Historical population
| Census | Pop. | Note | %± |
| 1880 | 800 |  | — |
| 1890 | 1,865 |  | 133.1% |
| 1910 | 1,102 |  | — |
| 1920 | 1,204 |  | 9.3% |
| 1930 | 1,116 |  | −7.3% |
| 1940 | 1,520 |  | 36.2% |
| 1950 | 1,827 |  | 20.2% |
| 1960 | 1,914 |  | 4.8% |
| 1970 | 1,923 |  | 0.5% |
| 1980 | 2,335 |  | 21.4% |
| 1990 | 2,166 |  | −7.2% |
| 2000 | 1,888 |  | −12.8% |
| 2010 | 1,781 |  | −5.7% |
| 2020 | 1,628 |  | −8.6% |
Sources:

===2020 census===

As of the 2020 census, Rocky Top had a population of 1,628. The median age was 39.3 years. 24.5% of residents were under the age of 18 and 16.7% of residents were 65 years of age or older. For every 100 females there were 92.0 males, and for every 100 females age 18 and over there were 85.9 males age 18 and over.

0.0% of residents lived in urban areas, while 100.0% lived in rural areas.

There were 703 households in Rocky Top, of which 31.4% had children under the age of 18 living in them. Of all households, 29.4% were married-couple households, 22.8% were households with a male householder and no spouse or partner present, and 36.4% were households with a female householder and no spouse or partner present. About 33.7% of all households were made up of individuals and 14.5% had someone living alone who was 65 years of age or older.

There were 811 housing units, of which 13.3% were vacant.
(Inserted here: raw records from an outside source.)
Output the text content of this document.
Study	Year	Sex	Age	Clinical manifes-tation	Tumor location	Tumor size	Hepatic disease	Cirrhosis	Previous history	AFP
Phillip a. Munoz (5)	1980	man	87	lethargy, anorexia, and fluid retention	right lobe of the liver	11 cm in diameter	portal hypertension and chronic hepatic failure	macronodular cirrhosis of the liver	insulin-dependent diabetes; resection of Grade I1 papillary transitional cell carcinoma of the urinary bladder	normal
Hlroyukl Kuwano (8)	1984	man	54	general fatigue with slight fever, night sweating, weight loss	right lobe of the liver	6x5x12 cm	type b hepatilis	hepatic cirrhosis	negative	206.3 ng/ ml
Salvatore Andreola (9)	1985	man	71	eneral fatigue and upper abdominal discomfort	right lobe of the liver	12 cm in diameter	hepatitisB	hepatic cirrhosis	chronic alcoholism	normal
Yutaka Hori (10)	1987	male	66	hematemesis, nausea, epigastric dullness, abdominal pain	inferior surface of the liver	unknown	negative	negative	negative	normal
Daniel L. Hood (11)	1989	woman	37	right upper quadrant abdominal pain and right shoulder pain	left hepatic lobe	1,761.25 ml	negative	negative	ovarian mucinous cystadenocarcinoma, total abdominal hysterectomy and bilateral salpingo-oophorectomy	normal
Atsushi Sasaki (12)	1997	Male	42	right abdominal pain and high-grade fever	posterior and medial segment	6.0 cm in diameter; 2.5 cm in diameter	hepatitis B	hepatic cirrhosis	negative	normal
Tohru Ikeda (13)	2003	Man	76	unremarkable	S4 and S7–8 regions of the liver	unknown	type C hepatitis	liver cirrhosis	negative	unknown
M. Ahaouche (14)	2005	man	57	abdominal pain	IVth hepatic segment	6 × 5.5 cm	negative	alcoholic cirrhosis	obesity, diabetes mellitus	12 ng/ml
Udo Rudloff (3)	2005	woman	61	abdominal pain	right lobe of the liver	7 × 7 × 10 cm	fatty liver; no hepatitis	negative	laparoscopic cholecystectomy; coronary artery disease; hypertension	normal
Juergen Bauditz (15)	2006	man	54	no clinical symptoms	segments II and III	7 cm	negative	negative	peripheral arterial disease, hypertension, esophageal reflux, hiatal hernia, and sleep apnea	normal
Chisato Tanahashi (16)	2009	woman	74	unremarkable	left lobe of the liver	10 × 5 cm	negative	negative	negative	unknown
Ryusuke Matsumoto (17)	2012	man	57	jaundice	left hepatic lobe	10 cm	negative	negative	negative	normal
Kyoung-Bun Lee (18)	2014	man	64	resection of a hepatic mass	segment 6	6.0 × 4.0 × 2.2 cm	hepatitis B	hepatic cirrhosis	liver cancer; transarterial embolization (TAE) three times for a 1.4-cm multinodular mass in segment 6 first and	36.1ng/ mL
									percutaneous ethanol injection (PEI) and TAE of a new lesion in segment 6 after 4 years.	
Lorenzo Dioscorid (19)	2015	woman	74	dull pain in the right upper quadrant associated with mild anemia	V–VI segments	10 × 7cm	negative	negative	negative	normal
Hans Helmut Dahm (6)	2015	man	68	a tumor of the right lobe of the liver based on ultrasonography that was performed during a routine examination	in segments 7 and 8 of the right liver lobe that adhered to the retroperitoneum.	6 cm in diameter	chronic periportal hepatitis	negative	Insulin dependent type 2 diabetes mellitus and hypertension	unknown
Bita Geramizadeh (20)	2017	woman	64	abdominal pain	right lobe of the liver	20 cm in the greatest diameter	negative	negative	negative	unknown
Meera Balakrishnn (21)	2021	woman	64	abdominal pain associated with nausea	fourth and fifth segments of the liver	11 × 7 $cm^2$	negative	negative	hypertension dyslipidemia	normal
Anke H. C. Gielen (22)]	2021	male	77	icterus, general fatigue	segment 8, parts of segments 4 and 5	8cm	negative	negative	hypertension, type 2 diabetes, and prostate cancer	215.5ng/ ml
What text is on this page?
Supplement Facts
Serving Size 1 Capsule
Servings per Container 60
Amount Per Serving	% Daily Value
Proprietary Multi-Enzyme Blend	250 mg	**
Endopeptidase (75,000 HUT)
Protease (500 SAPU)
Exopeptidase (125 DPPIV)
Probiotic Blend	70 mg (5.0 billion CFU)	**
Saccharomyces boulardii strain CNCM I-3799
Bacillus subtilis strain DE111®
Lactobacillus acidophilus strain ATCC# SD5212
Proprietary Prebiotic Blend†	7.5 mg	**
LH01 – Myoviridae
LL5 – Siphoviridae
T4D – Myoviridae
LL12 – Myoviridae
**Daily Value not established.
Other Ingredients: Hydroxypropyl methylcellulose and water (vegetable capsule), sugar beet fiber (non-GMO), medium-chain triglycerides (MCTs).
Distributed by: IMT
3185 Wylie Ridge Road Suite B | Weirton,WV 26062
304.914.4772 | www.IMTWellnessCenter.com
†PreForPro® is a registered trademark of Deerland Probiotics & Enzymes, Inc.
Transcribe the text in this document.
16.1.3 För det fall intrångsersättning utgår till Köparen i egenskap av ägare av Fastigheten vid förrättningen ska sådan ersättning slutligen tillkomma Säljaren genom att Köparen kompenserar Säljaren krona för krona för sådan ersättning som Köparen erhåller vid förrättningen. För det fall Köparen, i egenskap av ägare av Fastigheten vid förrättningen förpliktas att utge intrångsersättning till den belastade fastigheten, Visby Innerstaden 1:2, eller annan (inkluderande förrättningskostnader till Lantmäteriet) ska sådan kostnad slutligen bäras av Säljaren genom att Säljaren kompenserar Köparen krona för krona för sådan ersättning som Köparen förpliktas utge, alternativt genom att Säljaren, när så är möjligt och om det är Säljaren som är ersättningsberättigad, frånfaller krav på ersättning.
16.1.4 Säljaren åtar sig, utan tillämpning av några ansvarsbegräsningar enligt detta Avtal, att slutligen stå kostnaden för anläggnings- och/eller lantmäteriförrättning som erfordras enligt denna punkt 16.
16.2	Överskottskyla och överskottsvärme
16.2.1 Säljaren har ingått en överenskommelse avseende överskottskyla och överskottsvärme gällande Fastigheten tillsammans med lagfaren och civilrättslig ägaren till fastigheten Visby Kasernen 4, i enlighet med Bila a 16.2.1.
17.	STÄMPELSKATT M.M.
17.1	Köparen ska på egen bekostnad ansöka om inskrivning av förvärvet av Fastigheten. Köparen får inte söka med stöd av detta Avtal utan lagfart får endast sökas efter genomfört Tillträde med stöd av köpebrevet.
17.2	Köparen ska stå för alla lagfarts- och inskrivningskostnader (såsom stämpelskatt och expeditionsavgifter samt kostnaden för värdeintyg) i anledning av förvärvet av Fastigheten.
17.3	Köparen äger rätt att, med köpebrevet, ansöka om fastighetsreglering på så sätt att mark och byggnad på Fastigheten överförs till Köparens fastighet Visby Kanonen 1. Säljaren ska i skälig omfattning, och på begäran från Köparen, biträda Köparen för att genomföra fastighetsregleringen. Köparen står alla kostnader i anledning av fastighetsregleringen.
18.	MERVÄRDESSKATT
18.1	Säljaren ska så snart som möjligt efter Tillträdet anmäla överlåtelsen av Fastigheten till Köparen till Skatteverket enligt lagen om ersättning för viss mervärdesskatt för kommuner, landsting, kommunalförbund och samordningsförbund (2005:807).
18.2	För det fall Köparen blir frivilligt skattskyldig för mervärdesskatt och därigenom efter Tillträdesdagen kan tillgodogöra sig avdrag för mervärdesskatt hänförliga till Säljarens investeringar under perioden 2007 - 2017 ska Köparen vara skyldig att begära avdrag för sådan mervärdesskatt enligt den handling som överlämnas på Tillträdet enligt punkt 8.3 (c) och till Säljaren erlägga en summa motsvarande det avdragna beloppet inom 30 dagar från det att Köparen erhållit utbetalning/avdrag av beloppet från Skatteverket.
The homeowner vacancy rate was 4.3% and the rental vacancy rate was 5.4%.

Racial composition as of the 2020 census
| Race | Number | Percent |
|---|---|---|
| White | 1,481 | 91.0% |
| Black or African American | 12 | 0.7% |
| American Indian and Alaska Native | 8 | 0.5% |
| Asian | 6 | 0.4% |
| Native Hawaiian and Other Pacific Islander | 0 | 0.0% |
| Some other race | 8 | 0.5% |
| Two or more races | 113 | 6.9% |
| Hispanic or Latino (of any race) | 24 | 1.5% |

===2000 census===

As of the 2000 census, there were 1,888 people, 815 households, and 485 families residing in the town. The population density was 1,186.1 PD/sqmi. There were 900 housing units at an average density of 565.4 /mi2. The racial makeup of the town was 98.78% White, 0.11% African American, 0.48% Native American, 0.16% Asian, 0.26% from other races, and 0.21% from two or more races. Hispanic or Latino of any race were 0.42% of the population.

There were 815 households, out of which 27.9% had children under the age of 18 living with them, 38.7% were married couples living together, 16.9% had a female householder with no husband present, and 40.4% were non-families. 37.3% of all households were made up of individuals, and 19.5% had someone living alone who was 65 years of age or older. The average household size was 2.17 and the average family size was 2.84.

In the town, the population was spread out, with 21.9% under the age of 18, 5.9% from 18 to 24, 24.8% from 25 to 44, 23.8% from 45 to 64, and 23.5% who were 65 years of age or older. The median age was 43 years. For every 100 females, there were 78.4 males. For every 100 females age 18 and over, there were 71.3 males.

The median income for a household in the town was $14,844, and the median income for a family was $21,895. Males had a median income of $25,469 versus $17,115 for females. The per capita income for the town was $10,615. About 31.8% of families and 32.0% of the population were below the poverty line, including 31.7% of those under age 18 and 23.7% of those age 65 or over.

==Parks and recreation==
Norris Dam State Park is located near Rocky Top.

==Notable people==
Rocky Top is the hometown of songwriter Dean Dillon, whose songs have become hits for singers including George Strait, Toby Keith, Keith Whitley, George Jones, and Kenny Chesney. Rocky Top (then Coal Creek) was also the birthplace of early 20th century artist Catherine Wiley (1879–1958).